Aune's comment may be seen as an insistence on existential seriousness, possibly with a Protestant religion of difference heritage somewhere in the background. We may also see the shadow of the Danish philosopher Soren Kierkegaard (1987 [1843]) somewhere back there, with his ironic description of the aesthetic young man, living completely in the empire of the senses as a slave to his desires, finally feeling empty and bored after seeking pleasure all the time, and being allergic to any serious commitment. The same heritage may have contributed to the initial scepticism towards dance as an art form in churches, as studied by Hildegunn Schuff (2013).

Other concerns than moral and dogmatic may also create tensions. We have already mentioned Olsen's study of contemporary church buildings in Norway. Several church fires have occurred over the last 25 years in Norway, a few of them started by more or less dedicated Satanists, others because of outdated electrical wiring. In many of these cases, lively discussions have followed: should the church be built just as the old church was, and on the same site ? Or should one move the new church to a more central location and build a more functional church? Actually, the active congregation members have often been in favour of the functional alternative, while less regular churchgoers (although with a deep commitment to the church building) have supported the idea of copying the old and beautiful church.

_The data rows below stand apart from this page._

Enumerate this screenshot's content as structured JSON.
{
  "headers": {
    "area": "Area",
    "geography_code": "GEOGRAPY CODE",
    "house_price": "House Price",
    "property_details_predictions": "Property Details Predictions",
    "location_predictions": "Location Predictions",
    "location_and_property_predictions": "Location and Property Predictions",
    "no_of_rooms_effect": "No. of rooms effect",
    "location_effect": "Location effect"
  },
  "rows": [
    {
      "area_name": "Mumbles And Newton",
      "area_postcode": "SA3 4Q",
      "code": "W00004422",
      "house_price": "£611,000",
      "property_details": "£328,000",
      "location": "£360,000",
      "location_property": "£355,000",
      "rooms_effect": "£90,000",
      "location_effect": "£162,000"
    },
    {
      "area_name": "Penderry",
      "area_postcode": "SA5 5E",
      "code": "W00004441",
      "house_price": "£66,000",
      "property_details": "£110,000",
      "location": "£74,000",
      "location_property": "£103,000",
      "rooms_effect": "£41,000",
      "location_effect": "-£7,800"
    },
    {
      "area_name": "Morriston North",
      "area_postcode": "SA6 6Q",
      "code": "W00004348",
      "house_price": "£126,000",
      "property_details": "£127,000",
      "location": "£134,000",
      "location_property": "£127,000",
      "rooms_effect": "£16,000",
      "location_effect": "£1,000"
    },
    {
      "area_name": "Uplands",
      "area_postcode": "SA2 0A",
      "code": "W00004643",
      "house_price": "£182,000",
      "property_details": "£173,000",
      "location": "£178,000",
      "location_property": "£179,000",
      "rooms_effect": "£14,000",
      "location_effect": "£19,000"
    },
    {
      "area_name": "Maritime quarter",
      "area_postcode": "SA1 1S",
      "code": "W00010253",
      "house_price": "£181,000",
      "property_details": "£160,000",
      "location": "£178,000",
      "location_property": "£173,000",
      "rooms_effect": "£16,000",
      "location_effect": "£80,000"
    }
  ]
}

From a sociological point of view, tensions over aestheticization can also be an issue between different professions. For instance, a more varied spectre of expressions in religious life may threaten the traditionally powerful position of the clergy. Ministers have usually been experts on the verbal dimensions of religion, and may lose influence when other dimensions come to the fore.

  • [1] Fadrelandsvennen, 7 May 2011. The Church of Norway is the Lutheran majority church in the country, with about 80 per cent of the population as members.
  • [2] This understanding of aestheticization is inspired by Herbert (2011)
  • [3] For these trends in the Norwegian literary field, see Gulliksen and Justnes (2014).